Results: After median follow up of 2 years, pts have received a total of 71 cycles of GFFC (median 4, range 2-4) and 122 cycles of single agent gemcitabine (median 4, range 0-25). NCI grade 3/4 toxicity during treatment with GFFC was mostly hematologic and included neutropenia (12/2 pts) and thrombopenia (1/0 pts). The dose of cisplatin was temporarily reduced by 50% in 3 pts due to elevated serum creatinine.

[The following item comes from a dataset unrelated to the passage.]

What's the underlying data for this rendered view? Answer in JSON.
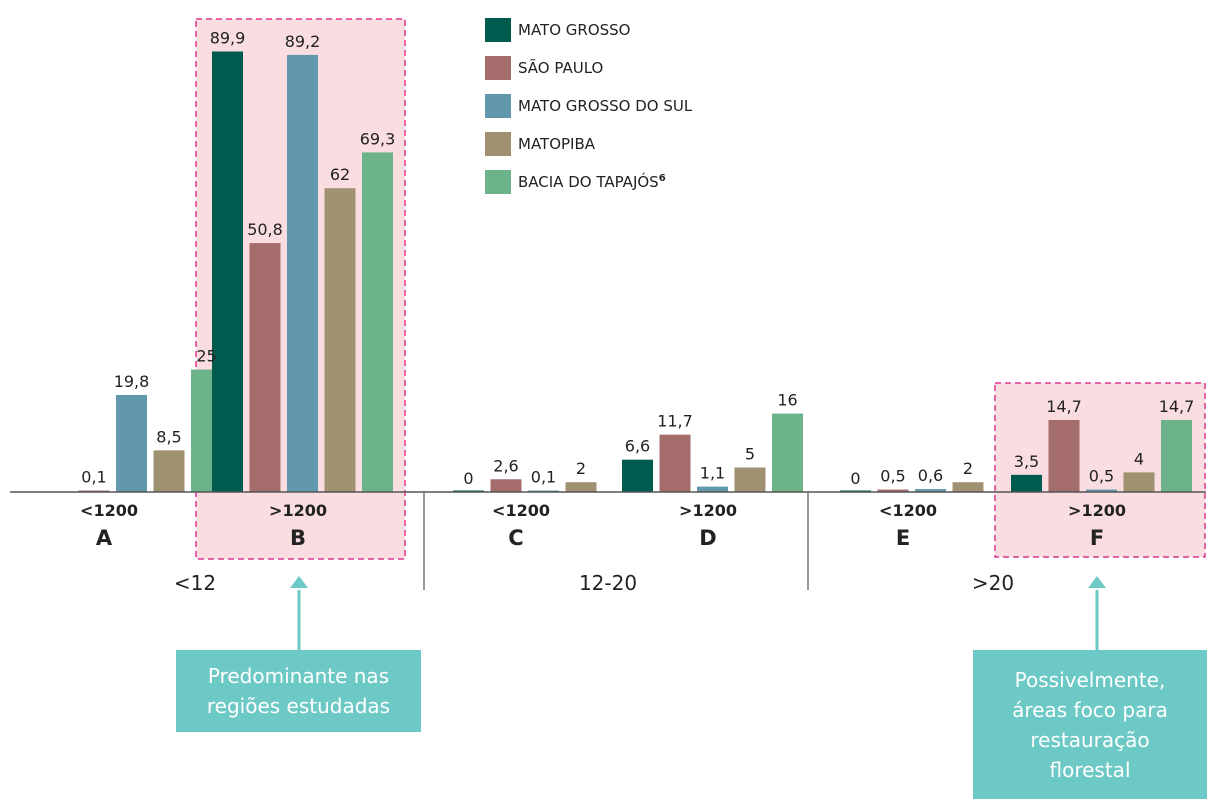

No grade 3/4 nausea or vomiting occurred, only one case of DVT with consecutive non lethal pulmonary embolism was observed. Among 17 pts undergoing a CT scan after 12 weeks of treatment with GFFC + LMWH, 15 had SD and 2 PD. Both PD pts had previously received PPPD.
Conclusions: Our results indicate that the addition of enoxaparin to GFFC is safe, does not change toxicity and maintains activity of chemotherapy in pts with advanced PA. To further investigate whether enoxaparin reduces the incidence of thromboembolic events and increases survival, we have initiated a randomized phase IIb trial of GFFC (or single agent gemcitabine for pts with poor performance status or elevated serum creatinine) with or without enoxaparin (PROSPECT trial).